House debates

Wednesday, 11 February 2026

Matters of Public Importance

Construction, Forestry and Maritime Employees Union

3:49 pm

Photo of Tom FrenchTom French (Moore, Australian Labor Party) Share this | Hansard source

I rise to address this proposition directly. This government does not turn a blind eye to corruption—in unions, in corporations or anywhere else. The rule of law in this country does not depend on ministerial preference; it depends on independent regulators, independent prosecutors and independent courts. Where there is unlawful conduct, it should be investigated and prosecuted. That is the position of this government. It is clear. It is consistent. It is not selective. I did not realise when I came into this place as a sparky turned lawyer that I would have to become an amateur historian to remind those opposite of their collective amnesia and that history actually matters.

For nearly a decade, those opposite presided over systematic wage theft across multiple industries: hospitality, retail, construction and franchising.
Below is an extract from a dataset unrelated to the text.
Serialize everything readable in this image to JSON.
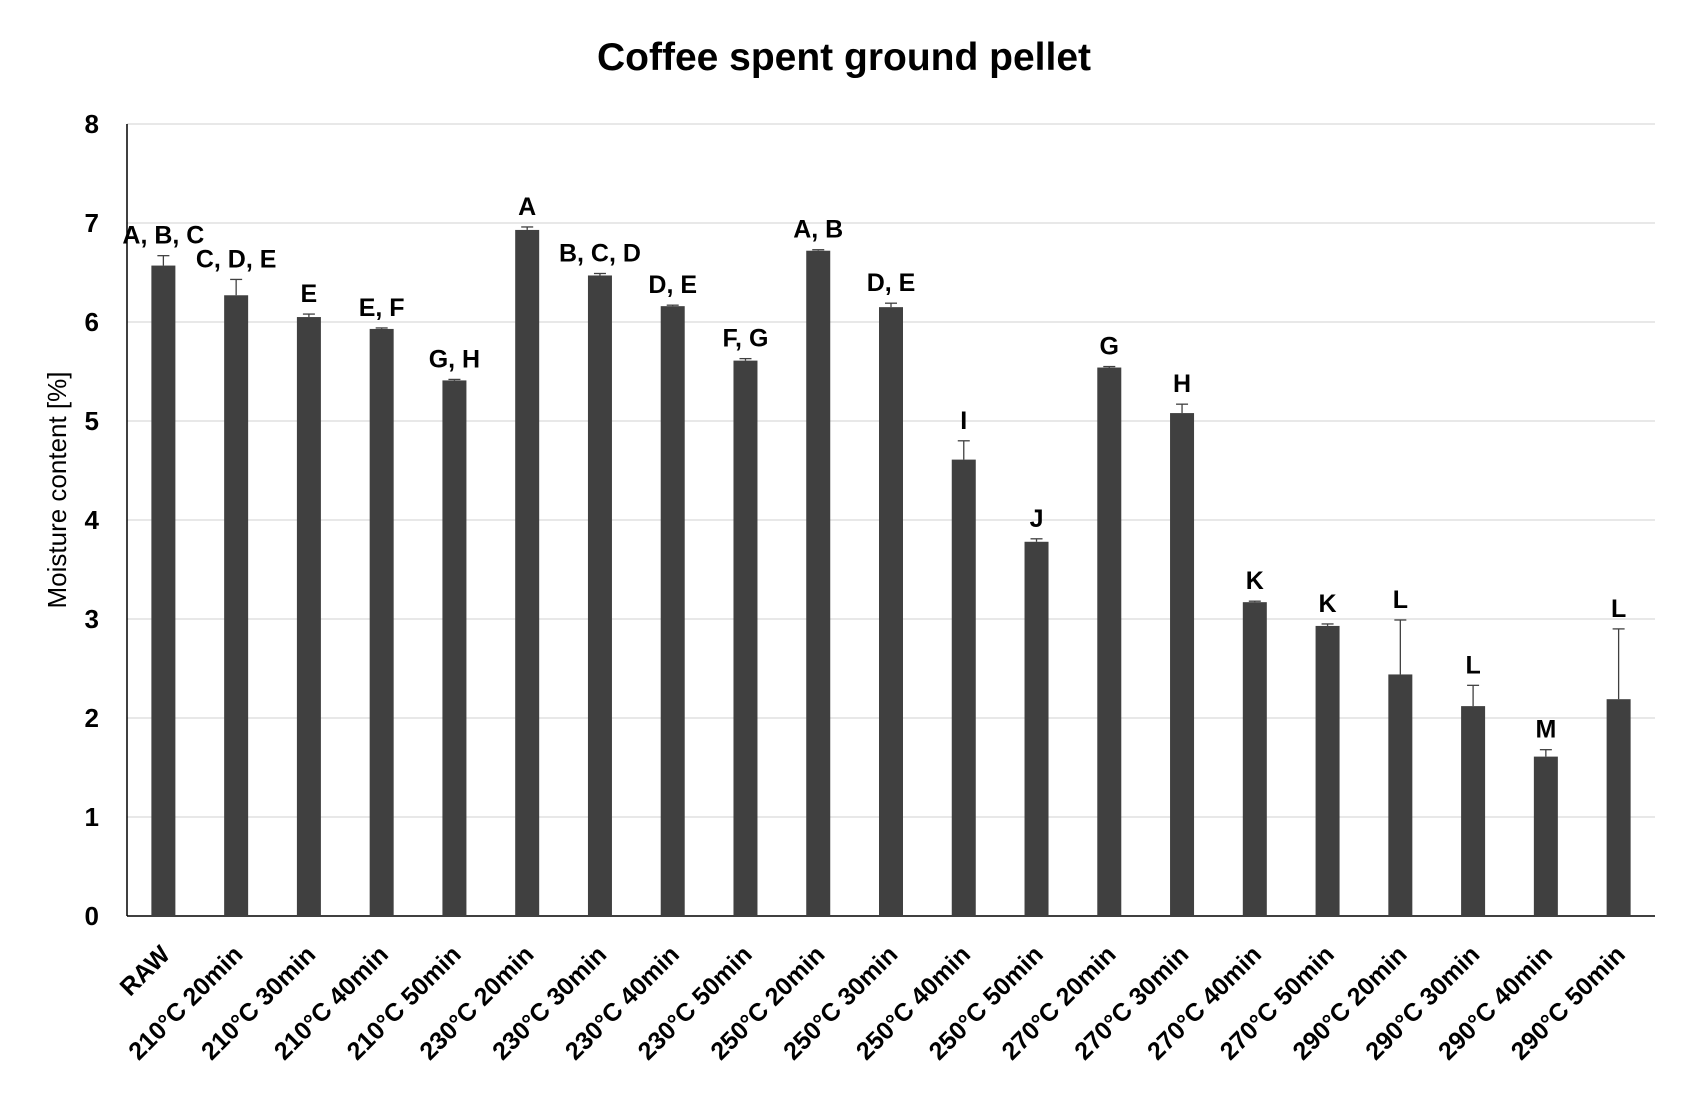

Underpayment was exposed repeatedly. Large corporations admitted to short-changing workers by millions of dollars, yet the penalty framework remained weak. Enforcement was under-resourced and criminalisation was resisted. That was the blind eye not to allegations but to structural exploitation. They resisted the federal Anti-Corruption Commission for years. They argued against it, they delayed it and then they diluted it. This government established the National Anti-Corruption Commission. We did so because integrity cannot be factional; it must be institutional.

The opposition's argument today implies that unions operate without oversight. That is demonstrably incorrect. Registered organisations are subject to strict financial reporting obligations, officer duties, audits and disclosure requirements under federal law. Breaches attract significant penalties. In many instances, penalties imposed on unions for industrial contraventions exceed those imposed on corporations for comparable regulatory breaches. That is not an argument for impunity; it is an argument about proportionality. The question is not whether misconduct should be sanctioned. It should. The question is whether one class of lawful organisation should be subject to extraordinary penalty settings while corporate misconduct that distorts markets and harms workers is treated as a compliance matter.

During the previous government, industrial relations policy was framed not as economic management but as a cultural contest. Legislation such as the so-called ensuring integrity bill sought to make deregistration of unions easier than the removal of corporate directors for serious misconduct. That was not a neutral integrity measure; it was targeted regulation.

This government does not defend unlawful conduct. We defend consistent application of the law. The same job, same pay legislation is to me one of the greatest pieces of legislation this government has passed. When I was on the tools, I was building on a construction site up in the hills in Perth. We were building a crushing plant and there were four rates of pay for different sparkies. Because of that people just quit. And they wonder why productivity was low under the previous regime.

We've criminalised deliberate wage theft, because honest small businesses were being undercut by competitors who avoided paying lawful entitlements. We strengthened the enforcement so that those who do the right thing are not commercially disadvantaged. That is not turning a blind eye; that is correcting imbalance.

The opposition's pattern is familiar: amplify allegations in the Labor movement while remaining comparatively subdued about misconduct in the boardrooms. Integrity should not operate on a partisan bias. If corruption is the concern, then all corruption should be pursued without favour, without political narrative and without selective outrage. This government supports independent regulators doing their job. We do not interfere in their investigations. We do not issue instructions about targets. That is precisely what integrity requires.

The Australian people expect fairness and consistency. They expect that laws apply equally. We do not accept the proposition that equates supporting the union movement with excusing illegality. That is a false dichotomy. Unions are lawful institutions representing millions of Australians. They are regulated. They are accountable. When individuals breach the law, they face consequences like anyone else. The opposition is entitled to prosecute political arguments but is not entitled to rewrite its own record.